A Giulio Busi chiediamo allora quali elementi nuovi sono emersi studiando la figura di Giulio II:

“Lo studio dei documenti dell’epoca mi ha portato soprattutto a rivedere alcuni giudizi su questo protagonista del Rinascimento. Esiste una linea critica su Giulio II che prende il via da Machiavelli e Guicciardini e arriva fino al Risorgimento e lo vede come un violento, un prevaricatore, un pessimo politico e un nemico dell’Italia”.

Non è stato così?

 “È un giudizio partigiano, basato su opinioni di persone schierate e che guardavano agli interessi della loro parte. Giulio II anti-italiano? Ma chi faceva gli interessi dell’Italia in quel periodo? Firenze e i fiorentini forse? Ogni Stato della Penisola aveva la sua agenda politica e la perseguiva a scapito degli altri, ecco la verità”.

Quali sono stati, allora, i grandi meriti di Giulio II?

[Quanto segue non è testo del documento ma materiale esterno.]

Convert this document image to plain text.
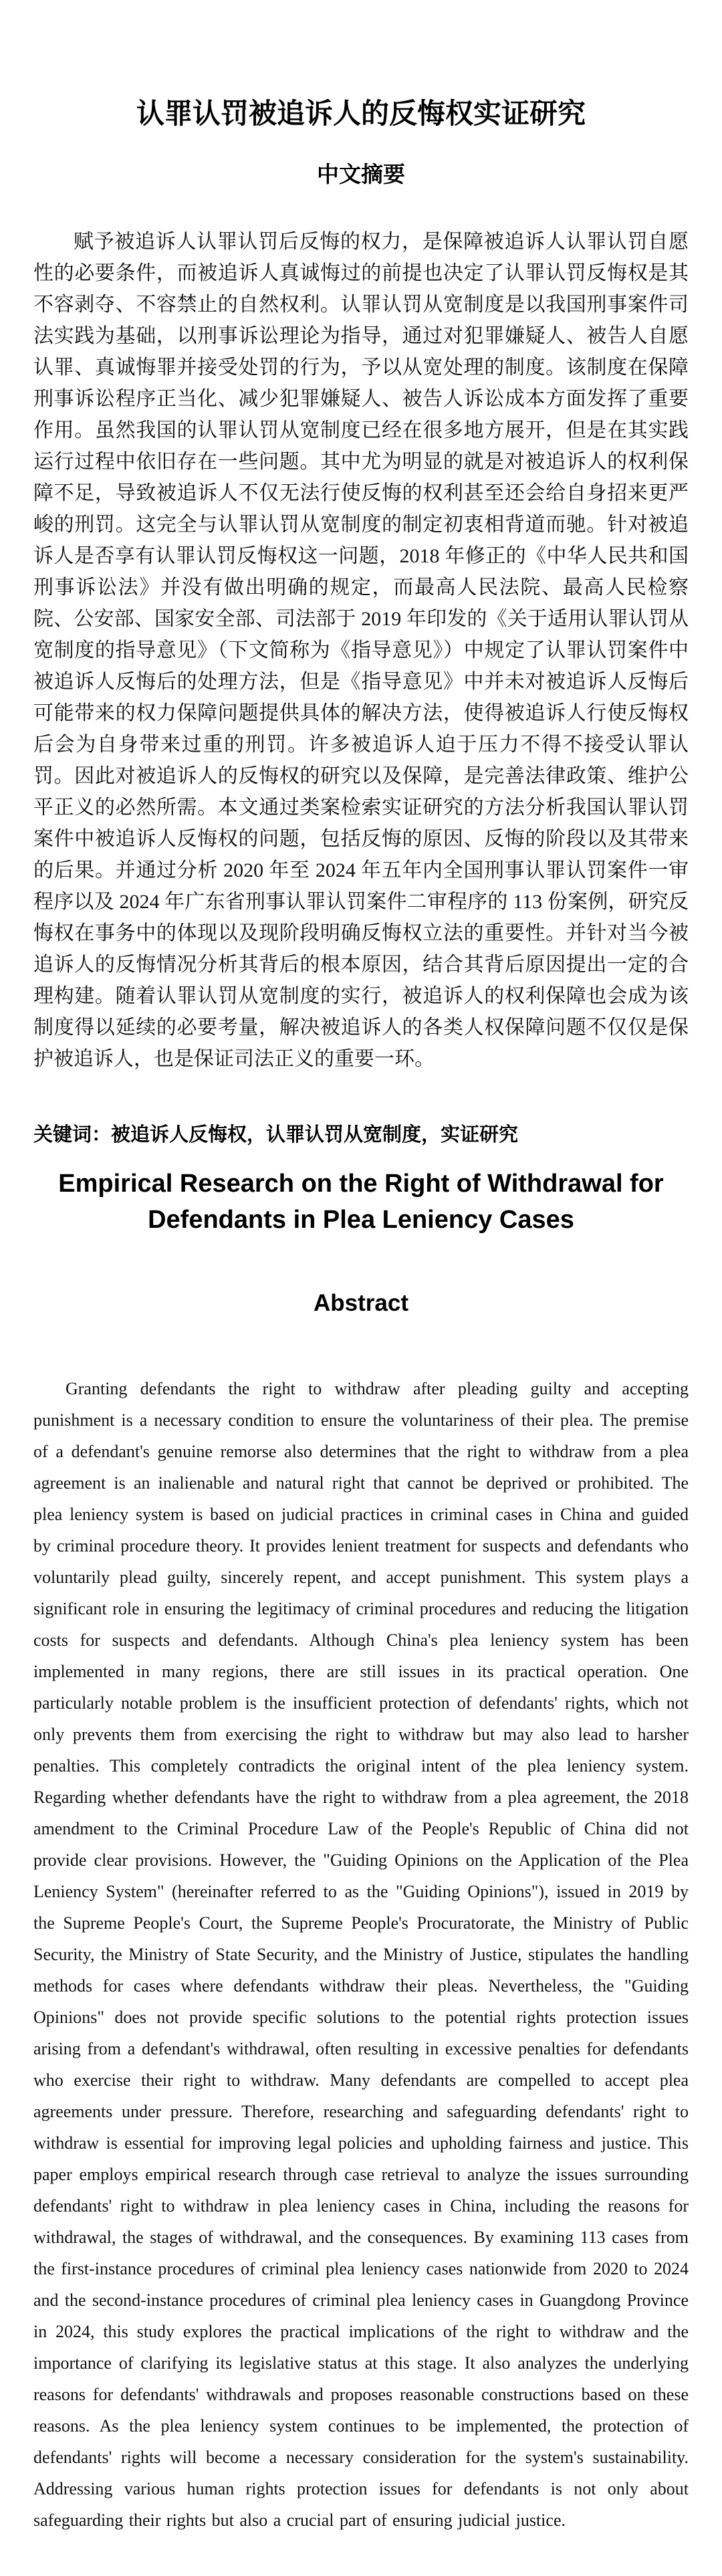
认罪认罚被追诉人的反悔权实证研究
中文摘要

赋予被追诉人认罪认罚后反悔的权力，是保障被追诉人认罪认罚自愿性的必要条件，而被追诉人真诚悔过的前提也决定了认罪认罚反悔权是其不容剥夺、不容禁止的自然权利。认罪认罚从宽制度是以我国刑事案件司法实践为基础，以刑事诉讼理论为指导，通过对犯罪嫌疑人、被告人自愿认罪、真诚悔罪并接受处罚的行为，予以从宽处理的制度。该制度在保障刑事诉讼程序正当化、减少犯罪嫌疑人、被告人诉讼成本方面发挥了重要作用。虽然我国的认罪认罚从宽制度已经在很多地方展开，但是在其实践运行过程中依旧存在一些问题。其中尤为明显的就是对被追诉人的权利保障不足，导致被追诉人不仅无法行使反悔的权利甚至还会给自身招来更严峻的刑罚。这完全与认罪认罚从宽制度的制定初衷相背道而驰。针对被追诉人是否享有认罪认罚反悔权这一问题，2018 年修正的《中华人民共和国刑事诉讼法》并没有做出明确的规定，而最高人民法院、最高人民检察院、公安部、国家安全部、司法部于 2019 年印发的《关于适用认罪认罚从宽制度的指导意见》（下文简称为《指导意见》）中规定了认罪认罚案件中被追诉人反悔后的处理方法，但是《指导意见》中并未对被追诉人反悔后可能带来的权力保障问题提供具体的解决方法，使得被追诉人行使反悔权后会为自身带来过重的刑罚。许多被追诉人迫于压力不得不接受认罪认罚。因此对被追诉人的反悔权的研究以及保障，是完善法律政策、维护公平正义的必然所需。本文通过类案检索实证研究的方法分析我国认罪认罚案件中被追诉人反悔权的问题，包括反悔的原因、反悔的阶段以及其带来的后果。并通过分析 2020 年至 2024 年五年内全国刑事认罪认罚案件一审程序以及 2024 年广东省刑事认罪认罚案件二审程序的 113 份案例，研究反悔权在事务中的体现以及现阶段明确反悔权立法的重要性。并针对当今被追诉人的反悔情况分析其背后的根本原因，结合其背后原因提出一定的合理构建。随着认罪认罚从宽制度的实行，被追诉人的权利保障也会成为该制度得以延续的必要考量，解决被追诉人的各类人权保障问题不仅仅是保护被追诉人，也是保证司法正义的重要一环。

关键词：被追诉人反悔权，认罪认罚从宽制度，实证研究

Empirical Research on the Right of Withdrawal for Defendants in Plea Leniency Cases
Abstract

Granting defendants the right to withdraw after pleading guilty and accepting punishment is a necessary condition to ensure the voluntariness of their plea. The premise of a defendant's genuine remorse also determines that the right to withdraw from a plea agreement is an inalienable and natural right that cannot be deprived or prohibited. The plea leniency system is based on judicial practices in criminal cases in China and guided by criminal procedure theory. It provides lenient treatment for suspects and defendants who voluntarily plead guilty, sincerely repent, and accept punishment. This system plays a significant role in ensuring the legitimacy of criminal procedures and reducing the litigation costs for suspects and defendants. Although China's plea leniency system has been implemented in many regions, there are still issues in its practical operation. One particularly notable problem is the insufficient protection of defendants' rights, which not only prevents them from exercising the right to withdraw but may also lead to harsher penalties. This completely contradicts the original intent of the plea leniency system. Regarding whether defendants have the right to withdraw from a plea agreement, the 2018 amendment to the Criminal Procedure Law of the People's Republic of China did not provide clear provisions. However, the "Guiding Opinions on the Application of the Plea Leniency System" (hereinafter referred to as the "Guiding Opinions"), issued in 2019 by the Supreme People's Court, the Supreme People's Procuratorate, the Ministry of Public Security, the Ministry of State Security, and the Ministry of Justice, stipulates the handling methods for cases where defendants withdraw their pleas. Nevertheless, the "Guiding Opinions" does not provide specific solutions to the potential rights protection issues arising from a defendant's withdrawal, often resulting in excessive penalties for defendants who exercise their right to withdraw. Many defendants are compelled to accept plea agreements under pressure. Therefore, researching and safeguarding defendants' right to withdraw is essential for improving legal policies and upholding fairness and justice. This paper employs empirical research through case retrieval to analyze the issues surrounding defendants' right to withdraw in plea leniency cases in China, including the reasons for withdrawal, the stages of withdrawal, and the consequences. By examining 113 cases from the first-instance procedures of criminal plea leniency cases nationwide from 2020 to 2024 and the second-instance procedures of criminal plea leniency cases in Guangdong Province in 2024, this study explores the practical implications of the right to withdraw and the importance of clarifying its legislative status at this stage. It also analyzes the underlying reasons for defendants' withdrawals and proposes reasonable constructions based on these reasons. As the plea leniency system continues to be implemented, the protection of defendants' rights will become a necessary consideration for the system's sustainability. Addressing various human rights protection issues for defendants is not only about safeguarding their rights but also a crucial part of ensuring judicial justice.
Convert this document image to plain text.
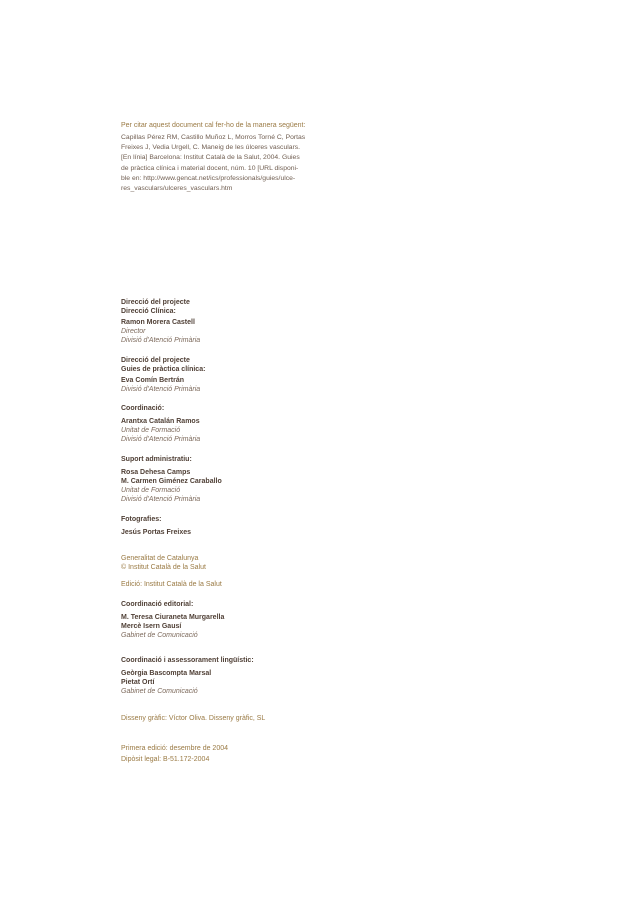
Per citar aquest document cal fer-ho de la manera següent:
Capillas Pérez RM, Castillo Muñoz L, Morros Torné C, Portas
Freixes J, Vedia Urgell, C. Maneig de les úlceres vasculars.
[En línia] Barcelona: Institut Català de la Salut, 2004. Guies
de pràctica clínica i material docent, núm. 10 [URL disponi-
ble en: http://www.gencat.net/ics/professionals/guies/ulce-
res_vasculars/ulceres_vasculars.htm
Direcció del projecte
Direcció Clínica:
Ramon Morera Castell
Director
Divisió d'Atenció Primària
Direcció del projecte
Guies de pràctica clínica:
Eva Comín Bertrán
Divisió d'Atenció Primària
Coordinació:
Arantxa Catalán Ramos
Unitat de Formació
Divisió d'Atenció Primària
Suport administratiu:
Rosa Dehesa Camps
M. Carmen Giménez Caraballo
Unitat de Formació
Divisió d'Atenció Primària
Fotografies:
Jesús Portas Freixes
Generalitat de Catalunya
© Institut Català de la Salut
Edició: Institut Català de la Salut
Coordinació editorial:
M. Teresa Ciuraneta Murgarella
Mercè Isern Gausí
Gabinet de Comunicació
Coordinació i assessorament lingüístic:
Geòrgia Bascompta Marsal
Pietat Ortí
Gabinet de Comunicació
Disseny gràfic: Víctor Oliva. Disseny gràfic, SL
Primera edició: desembre de 2004
Dipòsit legal: B-51.172-2004
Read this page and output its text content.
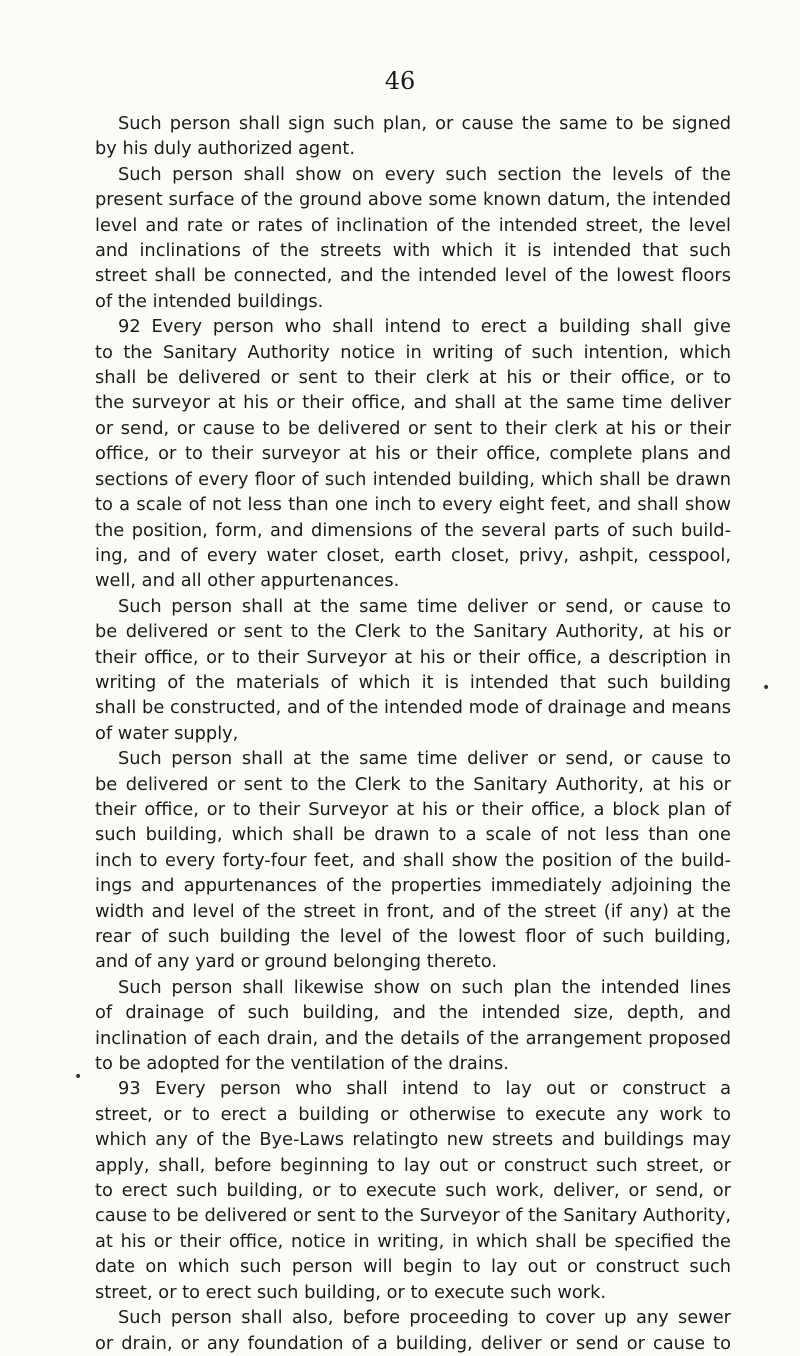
46
Such person shall sign such plan, or cause the same to be signed
by his duly authorized agent.
Such person shall show on every such section the levels of the
present surface of the ground above some known datum, the intended
level and rate or rates of inclination of the intended street, the level
and inclinations of the streets with which it is intended that such
street shall be connected, and the intended level of the lowest floors
of the intended buildings.
92 Every person who shall intend to erect a building shall give
to the Sanitary Authority notice in writing of such intention, which
shall be delivered or sent to their clerk at his or their office, or to
the surveyor at his or their office, and shall at the same time deliver
or send, or cause to be delivered or sent to their clerk at his or their
office, or to their surveyor at his or their office, complete plans and
sections of every floor of such intended building, which shall be drawn
to a scale of not less than one inch to every eight feet, and shall show
the position, form, and dimensions of the several parts of such build-
ing, and of every water closet, earth closet, privy, ashpit, cesspool,
well, and all other appurtenances.
Such person shall at the same time deliver or send, or cause to
be delivered or sent to the Clerk to the Sanitary Authority, at his or
their office, or to their Surveyor at his or their office, a description in
writing of the materials of which it is intended that such building
shall be constructed, and of the intended mode of drainage and means
of water supply,
Such person shall at the same time deliver or send, or cause to
be delivered or sent to the Clerk to the Sanitary Authority, at his or
their office, or to their Surveyor at his or their office, a block plan of
such building, which shall be drawn to a scale of not less than one
inch to every forty-four feet, and shall show the position of the build-
ings and appurtenances of the properties immediately adjoining the
width and level of the street in front, and of the street (if any) at the
rear of such building the level of the lowest floor of such building,
and of any yard or ground belonging thereto.
Such person shall likewise show on such plan the intended lines
of drainage of such building, and the intended size, depth, and
inclination of each drain, and the details of the arrangement proposed
to be adopted for the ventilation of the drains.
93 Every person who shall intend to lay out or construct a
street, or to erect a building or otherwise to execute any work to
which any of the Bye-Laws relatingto new streets and buildings may
apply, shall, before beginning to lay out or construct such street, or
to erect such building, or to execute such work, deliver, or send, or
cause to be delivered or sent to the Surveyor of the Sanitary Authority,
at his or their office, notice in writing, in which shall be specified the
date on which such person will begin to lay out or construct such
street, or to erect such building, or to execute such work.
Such person shall also, before proceeding to cover up any sewer
or drain, or any foundation of a building, deliver or send or cause to
•
•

“Prima di tutto aveva un grande intuito nella scelta degli artisti. Fece lavorare sempre i migliori e non era facile capire, a priori, quali lo fossero. Semplice dopo aver visto le famose Stanze vaticane dire che Raffaello era un maestro superiore al Pinturicchio…Poi aveva ben chiara l’idea di dover rafforzare la Chiesa prima ancora della propria dinastia, una rivoluzione se pensiamo che Giulio II viene dopo Alessandro VI Borgia che lavorò principalmente a favore della famiglia. Non che Giulio dimentichi i Della Rovere, però mette il papato al primo posto e alcune sue riforme nell’amministrazione e nell’organizzazione dello Stato pontificio dureranno fino all’Unità d’Italia nell’Ottocento.”

La copertina del libro
La copertina del libro
La copertina del libro

I papi del Rinascimento sono descritti come pontefici soprattutto mondani. Fu così anche Giulio II?

“Fu certamente un uomo e un pontefice del suo tempo e non lo possiamo guardare con gli occhi con cui guardiamo oggi alla Chiesa e al papa. Era però un uomo di fede, con una sua spiritualità e si interessava anche della Riforma della Chiesa, tanto di indire un concilio in Laterano. Come mondanità fu peggio Leone X, che però era della famiglia dei Medici e godeva di migliore stampa. Giulio II apparteneva a una famiglia di parvenu e questo non gli giovava”.

Nel libro emergono anche gli aspetti umani e intimi della personalità del Della Rovere? Che tipo di uomo era?

“Era uomo di passioni forti, sicuramente con dei tratti di arroganza. Non è stato uno dei pontefici più inclini al nepotismo però aveva una grande fedeltà nei legami. Fu sempre molto legato alla figlia illegittima Felice, avuta in seguito a una relazione con Lucrezia Normanni. Di questa relazione non si era sicuri ma nella preparazione del mio libro ho trovato un documento che attesta questo legame tra Giuliano della Rovere, cioè Giulio II, e Lucrezia. In generale amava molto la compagnia delle donne quando era libero da impegni”.

Era molto fedele ai legami e per questo, come spiega nel suo libro, veniva spesso tradito da parenti, alleati…come reagiva ai tradimenti?

“Si infuriava, però sapeva di poter far poco per cambiare le cose. L’élite italiana del tempo puntava solo a salvarsi, a fare i propri interessi, anche a costo di portarsi lo straniero in casa. Alla fine, anche il pontefice dovette barcamenarsi tra Spagna, Impero e Francia. Fu tutto un po’ deludente, ma alla fine cosa avrebbe potuto fare, da solo e contro tutti, in quella situazione?”.